Вообще род Сирхана славится своим трудолюбием, старательностью, хотя вот о Зизи, сестре Усмана, этого и не скажешь, не очень охотно помогает она матери в хозяйстве, тогда как Асият принимает живейшее участие. Усман — стройный джигит, просто любо бывает глядеть на него, когда он выйдет на танец и вскинет высоко руки, как орел крылья, так и кажется: вот-вот взлетит. Тело его и не шелохнется, а ноги так отплясывают, что быстроте и легкости его ног позавидует даже профессиональный танцор из ансамбля «Лезгинка».

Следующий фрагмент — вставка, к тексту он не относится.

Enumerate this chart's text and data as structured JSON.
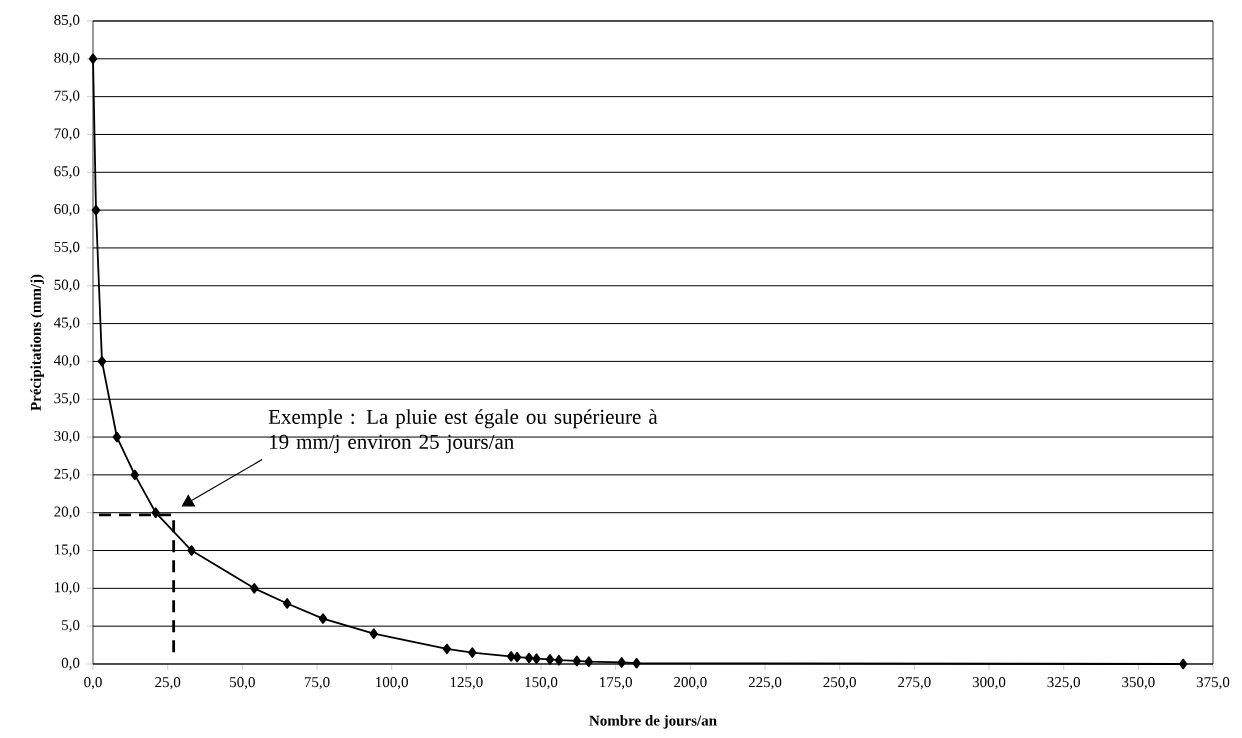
{
  "chart_data": {
    "type": "line",
    "xlabel": "Nombre de jours/an",
    "ylabel": "Précipitations (mm/j)",
    "series": [
      {
        "color": "#000000",
        "marker": "diamond",
        "line_style": "solid",
        "x": [
          0,
          1,
          3,
          8,
          14,
          21,
          33,
          54,
          65,
          77,
          94,
          118.5,
          127,
          140,
          142,
          146,
          148.5,
          153,
          156,
          162,
          166,
          177,
          182,
          365
        ],
        "values": [
          80,
          60,
          40,
          30,
          25,
          20,
          15,
          10,
          8,
          6,
          4,
          2,
          1.5,
          1.0,
          0.9,
          0.8,
          0.7,
          0.6,
          0.5,
          0.4,
          0.3,
          0.2,
          0.1,
          0.0
        ]
      },
      {
        "color": "#000000",
        "marker": "none",
        "line_style": "dashed",
        "x": [
          2,
          27,
          27
        ],
        "values": [
          19.7,
          19.7,
          0.5
        ]
      }
    ],
    "annotations": [
      "Exemple : La pluie est égale ou supérieure à 19 mm/j environ 25 jours/an"
    ],
    "xlim": [
      0,
      375
    ],
    "ylim": [
      0,
      85
    ],
    "xticks": [
      {
        "value": 0,
        "label": "0,0"
      },
      {
        "value": 25,
        "label": "25,0"
      },
      {
        "value": 50,
        "label": "50,0"
      },
      {
        "value": 75,
        "label": "75,0"
      },
      {
        "value": 100,
        "label": "100,0"
      },
      {
        "value": 125,
        "label": "125,0"
      },
      {
        "value": 150,
        "label": "150,0"
      },
      {
        "value": 175,
        "label": "175,0"
      },
      {
        "value": 200,
        "label": "200,0"
      },
      {
        "value": 225,
        "label": "225,0"
      },
      {
        "value": 250,
        "label": "250,0"
      },
      {
        "value": 275,
        "label": "275,0"
      },
      {
        "value": 300,
        "label": "300,0"
      },
      {
        "value": 325,
        "label": "325,0"
      },
      {
        "value": 350,
        "label": "350,0"
      },
      {
        "value": 375,
        "label": "375,0"
      }
    ],
    "yticks": [
      {
        "value": 0,
        "label": "0,0"
      },
      {
        "value": 5,
        "label": "5,0"
      },
      {
        "value": 10,
        "label": "10,0"
      },
      {
        "value": 15,
        "label": "15,0"
      },
      {
        "value": 20,
        "label": "20,0"
      },
      {
        "value": 25,
        "label": "25,0"
      },
      {
        "value": 30,
        "label": "30,0"
      },
      {
        "value": 35,
        "label": "35,0"
      },
      {
        "value": 40,
        "label": "40,0"
      },
      {
        "value": 45,
        "label": "45,0"
      },
      {
        "value": 50,
        "label": "50,0"
      },
      {
        "value": 55,
        "label": "55,0"
      },
      {
        "value": 60,
        "label": "60,0"
      },
      {
        "value": 65,
        "label": "65,0"
      },
      {
        "value": 70,
        "label": "70,0"
      },
      {
        "value": 75,
        "label": "75,0"
      },
      {
        "value": 80,
        "label": "80,0"
      },
      {
        "value": 85,
        "label": "85,0"
      }
    ],
    "grid": "y"
  }
}
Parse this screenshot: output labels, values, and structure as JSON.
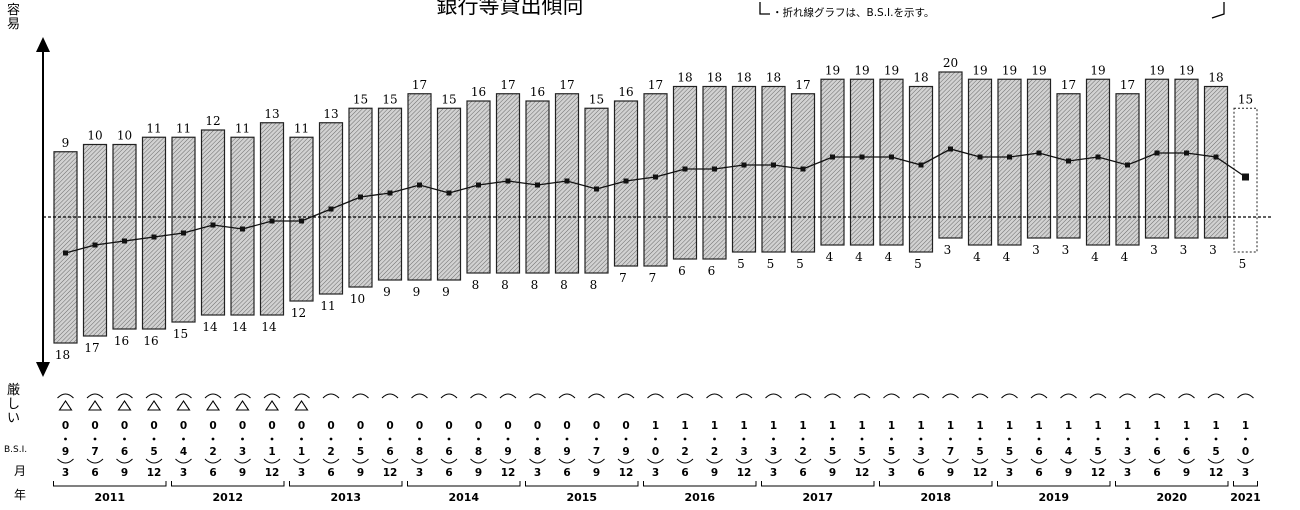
{
  "title": "銀行等貸出傾向",
  "legend_note": "・折れ線グラフは、B.S.I.を示す。",
  "y_axis": {
    "top_label": "容易",
    "bottom_label": "厳しい"
  },
  "row_labels": {
    "bsi": "B.S.I.",
    "month": "月",
    "year": "年"
  },
  "colors": {
    "bar_fill": "#c9c9c9",
    "bar_stroke": "#222222",
    "line": "#111111",
    "axis": "#000000"
  },
  "chart_data": {
    "type": "bar",
    "title": "銀行等貸出傾向",
    "note": "・折れ線グラフは、B.S.I.を示す。",
    "categories": [
      "2011-3",
      "2011-6",
      "2011-9",
      "2011-12",
      "2012-3",
      "2012-6",
      "2012-9",
      "2012-12",
      "2013-3",
      "2013-6",
      "2013-9",
      "2013-12",
      "2014-3",
      "2014-6",
      "2014-9",
      "2014-12",
      "2015-3",
      "2015-6",
      "2015-9",
      "2015-12",
      "2016-3",
      "2016-6",
      "2016-9",
      "2016-12",
      "2017-3",
      "2017-6",
      "2017-9",
      "2017-12",
      "2018-3",
      "2018-6",
      "2018-9",
      "2018-12",
      "2019-3",
      "2019-6",
      "2019-9",
      "2019-12",
      "2020-3",
      "2020-6",
      "2020-9",
      "2020-12",
      "2021-3"
    ],
    "months": [
      "3",
      "6",
      "9",
      "12",
      "3",
      "6",
      "9",
      "12",
      "3",
      "6",
      "9",
      "12",
      "3",
      "6",
      "9",
      "12",
      "3",
      "6",
      "9",
      "12",
      "3",
      "6",
      "9",
      "12",
      "3",
      "6",
      "9",
      "12",
      "3",
      "6",
      "9",
      "12",
      "3",
      "6",
      "9",
      "12",
      "3",
      "6",
      "9",
      "12",
      "3"
    ],
    "years": [
      {
        "label": "2011",
        "start": 0,
        "end": 3
      },
      {
        "label": "2012",
        "start": 4,
        "end": 7
      },
      {
        "label": "2013",
        "start": 8,
        "end": 11
      },
      {
        "label": "2014",
        "start": 12,
        "end": 15
      },
      {
        "label": "2015",
        "start": 16,
        "end": 19
      },
      {
        "label": "2016",
        "start": 20,
        "end": 23
      },
      {
        "label": "2017",
        "start": 24,
        "end": 27
      },
      {
        "label": "2018",
        "start": 28,
        "end": 31
      },
      {
        "label": "2019",
        "start": 32,
        "end": 35
      },
      {
        "label": "2020",
        "start": 36,
        "end": 39
      },
      {
        "label": "2021",
        "start": 40,
        "end": 40
      }
    ],
    "series": [
      {
        "name": "容易",
        "values": [
          9,
          10,
          10,
          11,
          11,
          12,
          11,
          13,
          11,
          13,
          15,
          15,
          17,
          15,
          16,
          17,
          16,
          17,
          15,
          16,
          17,
          18,
          18,
          18,
          18,
          17,
          19,
          19,
          19,
          18,
          20,
          19,
          19,
          19,
          17,
          19,
          17,
          19,
          19,
          18,
          15
        ]
      },
      {
        "name": "厳しい",
        "values": [
          18,
          17,
          16,
          16,
          15,
          14,
          14,
          14,
          12,
          11,
          10,
          9,
          9,
          9,
          8,
          8,
          8,
          8,
          8,
          7,
          7,
          6,
          6,
          5,
          5,
          5,
          4,
          4,
          4,
          5,
          3,
          4,
          4,
          3,
          3,
          4,
          4,
          3,
          3,
          3,
          5
        ]
      },
      {
        "name": "B.S.I.",
        "values": [
          -9,
          -7,
          -6,
          -5,
          -4,
          -2,
          -3,
          -1,
          -1,
          2,
          5,
          6,
          8,
          6,
          8,
          9,
          8,
          9,
          7,
          9,
          10,
          12,
          12,
          13,
          13,
          12,
          15,
          15,
          15,
          13,
          17,
          15,
          15,
          16,
          14,
          15,
          13,
          16,
          16,
          15,
          10
        ]
      }
    ],
    "bsi_labels": [
      "△9",
      "△7",
      "△6",
      "△5",
      "△4",
      "△2",
      "△3",
      "△1",
      "△1",
      "2",
      "5",
      "6",
      "8",
      "6",
      "8",
      "9",
      "8",
      "9",
      "7",
      "9",
      "10",
      "12",
      "12",
      "13",
      "13",
      "12",
      "15",
      "15",
      "15",
      "13",
      "17",
      "15",
      "15",
      "16",
      "14",
      "15",
      "13",
      "16",
      "16",
      "15",
      "10"
    ],
    "projected_index": 40,
    "grid": false,
    "ylim": [
      -20,
      22
    ]
  }
}
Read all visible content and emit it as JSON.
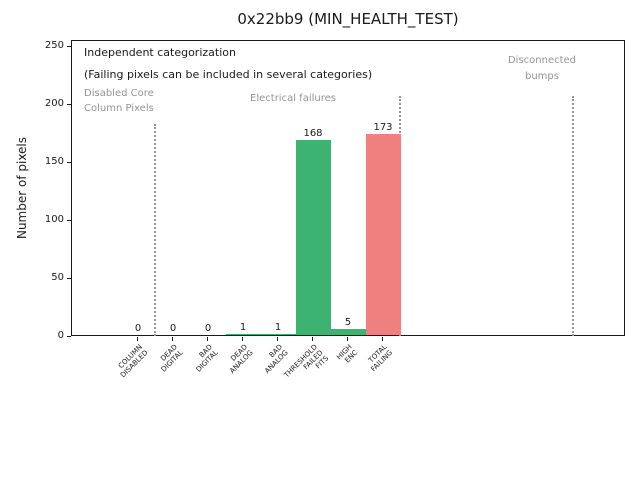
{
  "chart_data": {
    "type": "bar",
    "title": "0x22bb9 (MIN_HEALTH_TEST)",
    "ylabel": "Number of pixels",
    "xlabel": "",
    "ylim": [
      0,
      255
    ],
    "yticks": [
      0,
      50,
      100,
      150,
      200,
      250
    ],
    "grid": false,
    "legend": null,
    "categories": [
      "COLUMN\nDISABLED",
      "DEAD\nDIGITAL",
      "BAD\nDIGITAL",
      "DEAD\nANALOG",
      "BAD\nANALOG",
      "THRESHOLD\nFAILED\nFITS",
      "HIGH\nENC",
      "TOTAL\nFAILING"
    ],
    "values": [
      0,
      0,
      0,
      1,
      1,
      168,
      5,
      173
    ],
    "bar_colors": [
      "#3cb371",
      "#3cb371",
      "#3cb371",
      "#3cb371",
      "#3cb371",
      "#3cb371",
      "#3cb371",
      "#f08080"
    ],
    "annotations": {
      "independent": {
        "text": "Independent categorization",
        "color": "#1a1a1a"
      },
      "failing_note": {
        "text": "(Failing pixels can be included in several categories)",
        "color": "#1a1a1a"
      },
      "disabled_core": {
        "text": "Disabled Core\nColumn Pixels",
        "color": "#949494"
      },
      "electrical": {
        "text": "Electrical failures",
        "color": "#949494"
      },
      "disconnected": {
        "text": "Disconnected\nbumps",
        "color": "#949494"
      }
    },
    "separators": {
      "style": "dotted",
      "color": "#949494",
      "count": 3
    },
    "colors": {
      "bar_green": "#3cb371",
      "bar_red": "#f08080",
      "muted_text": "#949494",
      "axis": "#1a1a1a"
    }
  }
}
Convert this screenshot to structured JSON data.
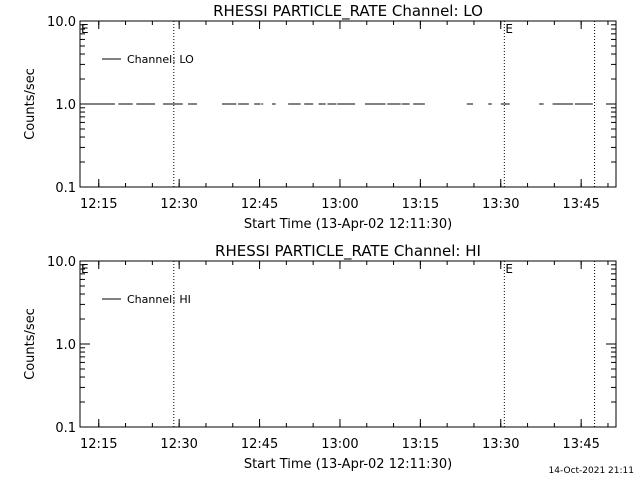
{
  "chart_data": [
    {
      "type": "line",
      "title": "RHESSI PARTICLE_RATE Channel: LO",
      "xlabel": "Start Time (13-Apr-02 12:11:30)",
      "ylabel": "Counts/sec",
      "y_scale": "log",
      "ylim": [
        0.1,
        10.0
      ],
      "yticks": [
        "0.1",
        "1.0",
        "10.0"
      ],
      "xlim": [
        "12:11:30",
        "13:51:30"
      ],
      "xticks": [
        "12:15",
        "12:30",
        "12:45",
        "13:00",
        "13:15",
        "13:30",
        "13:45"
      ],
      "grid": false,
      "legend_placement": "top-left",
      "legend": [
        "Channel: LO"
      ],
      "vlines": [
        "12:29:00",
        "13:30:40",
        "13:47:30"
      ],
      "markers": [
        {
          "label": "E",
          "x": "12:11:30"
        },
        {
          "label": "E",
          "x": "13:30:40"
        }
      ],
      "series": [
        {
          "name": "Channel: LO",
          "y": 1.0,
          "segments": [
            [
              "12:11:30",
              "12:18:00"
            ],
            [
              "12:18:40",
              "12:21:20"
            ],
            [
              "12:22:00",
              "12:25:30"
            ],
            [
              "12:27:00",
              "12:30:40"
            ],
            [
              "12:31:40",
              "12:33:20"
            ],
            [
              "12:38:00",
              "12:40:40"
            ],
            [
              "12:41:00",
              "12:43:00"
            ],
            [
              "12:44:00",
              "12:45:10"
            ],
            [
              "12:45:20",
              "12:45:40"
            ],
            [
              "12:47:20",
              "12:48:00"
            ],
            [
              "12:50:20",
              "12:52:40"
            ],
            [
              "12:53:20",
              "12:55:00"
            ],
            [
              "12:56:00",
              "12:57:20"
            ],
            [
              "12:57:40",
              "12:59:20"
            ],
            [
              "12:59:30",
              "13:02:50"
            ],
            [
              "13:04:40",
              "13:08:30"
            ],
            [
              "13:08:50",
              "13:11:20"
            ],
            [
              "13:11:30",
              "13:13:00"
            ],
            [
              "13:13:40",
              "13:15:50"
            ],
            [
              "13:23:40",
              "13:24:50"
            ],
            [
              "13:27:40",
              "13:28:20"
            ],
            [
              "13:30:00",
              "13:31:40"
            ],
            [
              "13:37:10",
              "13:38:00"
            ],
            [
              "13:39:40",
              "13:43:30"
            ],
            [
              "13:43:50",
              "13:47:10"
            ]
          ]
        }
      ]
    },
    {
      "type": "line",
      "title": "RHESSI PARTICLE_RATE Channel: HI",
      "xlabel": "Start Time (13-Apr-02 12:11:30)",
      "ylabel": "Counts/sec",
      "y_scale": "log",
      "ylim": [
        0.1,
        10.0
      ],
      "yticks": [
        "0.1",
        "1.0",
        "10.0"
      ],
      "xlim": [
        "12:11:30",
        "13:51:30"
      ],
      "xticks": [
        "12:15",
        "12:30",
        "12:45",
        "13:00",
        "13:15",
        "13:30",
        "13:45"
      ],
      "grid": false,
      "legend_placement": "top-left",
      "legend": [
        "Channel: HI"
      ],
      "vlines": [
        "12:29:00",
        "13:30:40",
        "13:47:30"
      ],
      "markers": [
        {
          "label": "E",
          "x": "12:11:30"
        },
        {
          "label": "E",
          "x": "13:30:40"
        }
      ],
      "series": [
        {
          "name": "Channel: HI",
          "y": 1.0,
          "segments": []
        }
      ]
    }
  ],
  "footer": {
    "timestamp": "14-Oct-2021 21:11"
  }
}
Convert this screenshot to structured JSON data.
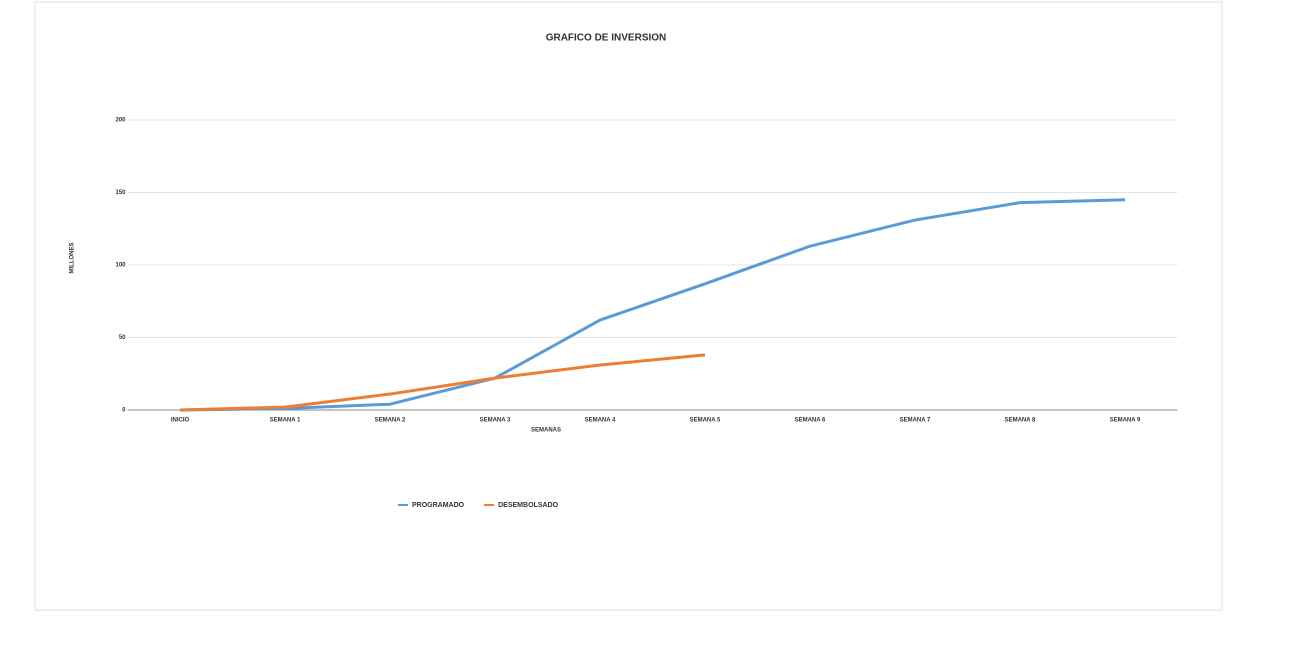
{
  "chart_data": {
    "type": "line",
    "title": "GRAFICO DE INVERSION",
    "ylabel": "MILLONES",
    "xlabel": "SEMANAS",
    "categories": [
      "INICIO",
      "SEMANA 1",
      "SEMANA 2",
      "SEMANA 3",
      "SEMANA 4",
      "SEMANA 5",
      "SEMANA 6",
      "SEMANA 7",
      "SEMANA 8",
      "SEMANA 9"
    ],
    "series": [
      {
        "name": "PROGRAMADO",
        "color": "#5b9bd5",
        "values": [
          0,
          1,
          4,
          22,
          62,
          87,
          113,
          131,
          143,
          145
        ]
      },
      {
        "name": "DESEMBOLSADO",
        "color": "#ed7d31",
        "values": [
          0,
          2,
          11,
          22,
          31,
          38,
          null,
          null,
          null,
          null
        ]
      }
    ],
    "ylim": [
      0,
      200
    ],
    "yticks": [
      0,
      50,
      100,
      150,
      200
    ],
    "grid": true,
    "legend": "bottom"
  }
}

Усман — сын чабана Сирхана, как и Асият — дочь чабана Али-Булата. Кто его знает, может быть, они на пастбище и договорились породниться. И в это время слышу цокот копыт на улице. Выглянул я из своего разбитого окна, вижу: Али-Булат поднимается на лошади по мощенному камнем проулку.
— С возвращением тебя, дядя Али-Булат!
— Спасибо, дорогой Мубарак, как поживаешь, как семья? — спрашивает меня Али-Булат, не поднимая головы.
— Живем, не жалуемся.
— Желаю удачи во всем!
— Все ли спокойно на пастбище, есть ли трава баранте?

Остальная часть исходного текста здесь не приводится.